Mohamed El-Erian — “Phase one, is the economic and corporate shock. Global growth slows, companies generate less earnings, their costs go up, and their supply chains get disrupted.” (This is already happening.)
“Phase two is financial disruptions. Now we will see pockets of illiquidity, pockets of distress selling, market dislocations, and a complete closure of markets for any kind of funding other than bank funding. These two phases feed onto each other.” (This is also happening now.)
“Phase three, the formation of a bottom which happens in finance first, then in the economy. But for that to happen, it’s not about central banks like a financial sudden stop. It’s about addressing the underlying issue, which is the virus.” (No bottom in sight.)
“Phase four, when we have to look at the longer-term (scare? inaudible) Central banks realize whatever they do, will be shown to be ineffective and the faith that investors have always had that central banks can bolster valuations, is going out the window…..The Fed will cut rates because markets will begin to dysfunction, but (rate cuts) will not deliver a better economic outcome.”
“The problem is…you need the fundamentals to stop deteriorating in order to form a bottom. But the “technicals” can not stabilize long enough to form a bottom in the face of the continuously negative news. …What we need is hope, realistic hope that we have a way to solve this issue, and a vaccine is the best way to do that but that’s not coming anytime soon.” (No vaccine, no remedy.)
Bloomberg –“Is this selloff still orderly?”
“It was until yesterday (Friday afternoon) but now we’re starting to see the things you typically see when too many people are trying to reposition themselves and their isn’t enough risk-taking capacity in the middle. So we are seeing massive price gaps, very little liquidity in certain sectors of the corporate bond markets and emerging markets, and finally people are realizing what you and I have talked about for a long time. They took on too much liquidity risk.” (Watch the whole interview on: “Mohamed El-Erian Breaks Down Coronavirus Impact Into Four Stages”, Bloomberg News)
This interview will help readers understand how hard it’s going to be to calm the markets and stop the downward slide. There are four points that need to be emphasized:
1– In order to turn markets around, a bottom must be formed. Unfortunately, forming a bottom is impossible when stocks are whipsawed every few hours by more bleak information. In short, the news cycle is driving stocks lower.

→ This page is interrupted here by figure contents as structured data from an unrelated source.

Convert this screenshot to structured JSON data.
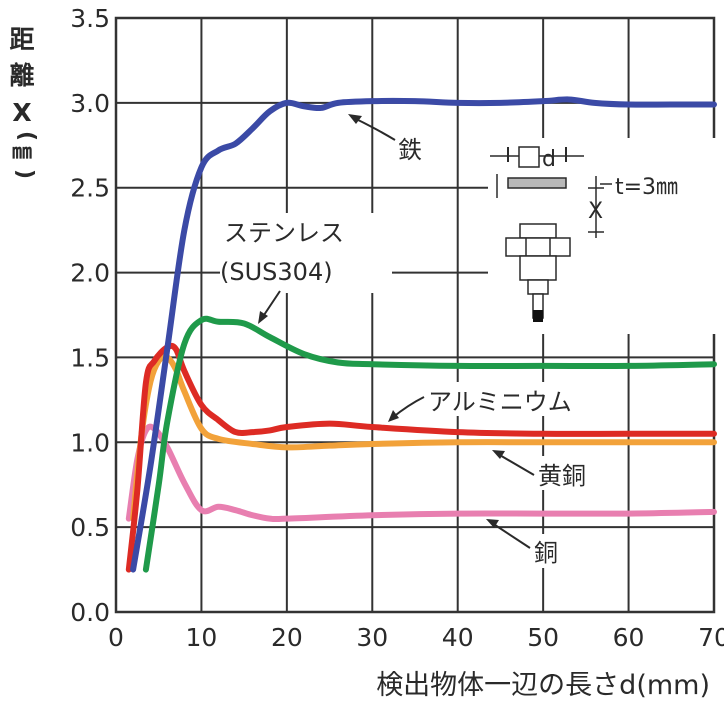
{
  "chart_data": {
    "type": "line",
    "xlabel": "検出物体一辺の長さd(mm)",
    "ylabel": [
      "距",
      "離",
      "X",
      "㎜"
    ],
    "xlim": [
      0,
      70
    ],
    "ylim": [
      0.0,
      3.5
    ],
    "x_ticks": [
      "0",
      "10",
      "20",
      "30",
      "40",
      "50",
      "60",
      "70"
    ],
    "y_ticks": [
      "0.0",
      "0.5",
      "1.0",
      "1.5",
      "2.0",
      "2.5",
      "3.0",
      "3.5"
    ],
    "grid": true,
    "series": [
      {
        "name": "鉄",
        "color": "#3b4aa6",
        "points": [
          [
            2,
            0.25
          ],
          [
            4,
            0.85
          ],
          [
            6,
            1.55
          ],
          [
            8,
            2.25
          ],
          [
            10,
            2.62
          ],
          [
            12,
            2.72
          ],
          [
            14,
            2.76
          ],
          [
            16,
            2.85
          ],
          [
            18,
            2.95
          ],
          [
            20,
            3.0
          ],
          [
            22,
            2.98
          ],
          [
            24,
            2.97
          ],
          [
            26,
            3.0
          ],
          [
            30,
            3.01
          ],
          [
            35,
            3.01
          ],
          [
            40,
            3.0
          ],
          [
            45,
            3.0
          ],
          [
            50,
            3.01
          ],
          [
            53,
            3.02
          ],
          [
            56,
            3.0
          ],
          [
            60,
            2.99
          ],
          [
            65,
            2.99
          ],
          [
            70,
            2.99
          ]
        ]
      },
      {
        "name": "ステンレス(SUS304)",
        "color": "#1f9a4a",
        "points": [
          [
            3.5,
            0.25
          ],
          [
            5,
            0.75
          ],
          [
            6,
            1.12
          ],
          [
            8,
            1.58
          ],
          [
            10,
            1.72
          ],
          [
            12,
            1.71
          ],
          [
            15,
            1.7
          ],
          [
            18,
            1.62
          ],
          [
            22,
            1.52
          ],
          [
            26,
            1.47
          ],
          [
            30,
            1.46
          ],
          [
            40,
            1.45
          ],
          [
            50,
            1.45
          ],
          [
            60,
            1.45
          ],
          [
            70,
            1.46
          ]
        ]
      },
      {
        "name": "アルミニウム",
        "color": "#dd2b24",
        "points": [
          [
            1.5,
            0.25
          ],
          [
            2.5,
            0.72
          ],
          [
            3.5,
            1.35
          ],
          [
            4.5,
            1.48
          ],
          [
            6,
            1.56
          ],
          [
            7,
            1.55
          ],
          [
            8,
            1.42
          ],
          [
            10,
            1.22
          ],
          [
            12,
            1.13
          ],
          [
            14,
            1.06
          ],
          [
            16,
            1.06
          ],
          [
            18,
            1.07
          ],
          [
            20,
            1.09
          ],
          [
            25,
            1.11
          ],
          [
            30,
            1.09
          ],
          [
            40,
            1.06
          ],
          [
            50,
            1.05
          ],
          [
            60,
            1.05
          ],
          [
            70,
            1.05
          ]
        ]
      },
      {
        "name": "黄銅",
        "color": "#f2a23a",
        "points": [
          [
            2,
            0.55
          ],
          [
            3,
            1.05
          ],
          [
            4,
            1.35
          ],
          [
            5,
            1.48
          ],
          [
            6,
            1.5
          ],
          [
            7,
            1.43
          ],
          [
            8,
            1.3
          ],
          [
            10,
            1.08
          ],
          [
            12,
            1.02
          ],
          [
            16,
            0.99
          ],
          [
            20,
            0.97
          ],
          [
            25,
            0.98
          ],
          [
            30,
            0.99
          ],
          [
            40,
            1.0
          ],
          [
            50,
            1.0
          ],
          [
            60,
            1.0
          ],
          [
            70,
            1.0
          ]
        ]
      },
      {
        "name": "銅",
        "color": "#e87fb0",
        "points": [
          [
            1.5,
            0.55
          ],
          [
            2.5,
            0.9
          ],
          [
            3.5,
            1.07
          ],
          [
            4.5,
            1.08
          ],
          [
            6,
            0.97
          ],
          [
            8,
            0.76
          ],
          [
            10,
            0.6
          ],
          [
            12,
            0.62
          ],
          [
            14,
            0.6
          ],
          [
            16,
            0.57
          ],
          [
            18,
            0.55
          ],
          [
            20,
            0.55
          ],
          [
            30,
            0.57
          ],
          [
            40,
            0.58
          ],
          [
            50,
            0.58
          ],
          [
            60,
            0.58
          ],
          [
            70,
            0.59
          ]
        ]
      }
    ],
    "annotations": {
      "iron": "鉄",
      "stainless_1": "ステンレス",
      "stainless_2": "(SUS304)",
      "aluminum": "アルミニウム",
      "brass": "黄銅",
      "copper": "銅"
    },
    "inset": {
      "d_label": "d",
      "t_label": "t=3㎜",
      "x_label": "X"
    }
  }
}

2– On Friday signs of distress began to appear as a result of the the 5-day Wall Street bloodbath. (“Financial disruptions, pockets of illiquidity, pockets of distress selling, market dislocations, and a complete closure of markets for any kind of funding other than bank funding.) These are the red flags signalling a Minsky Moment is approaching, that is, when speculative activity reaches a tipping point leading to “rapid price deflation and unpreventable market collapse”..followed by “a prolonged period of instability.” In short, a stock market crash.
3– “Markets will begin to dysfunction, but (rate cuts) will not deliver a better economic outcome.”
In other words, Wall Street is demanding lower rates, but lower rates won’t help, in fact, they will further undermine the Fed’s credibility.
4– Finally , what’s needed to stop the selloff is a vaccine. Regrettably, there probably won’t be a vaccine for another 12 to 18 months. By that time, Wall Street could be a pile of smoldering rubble.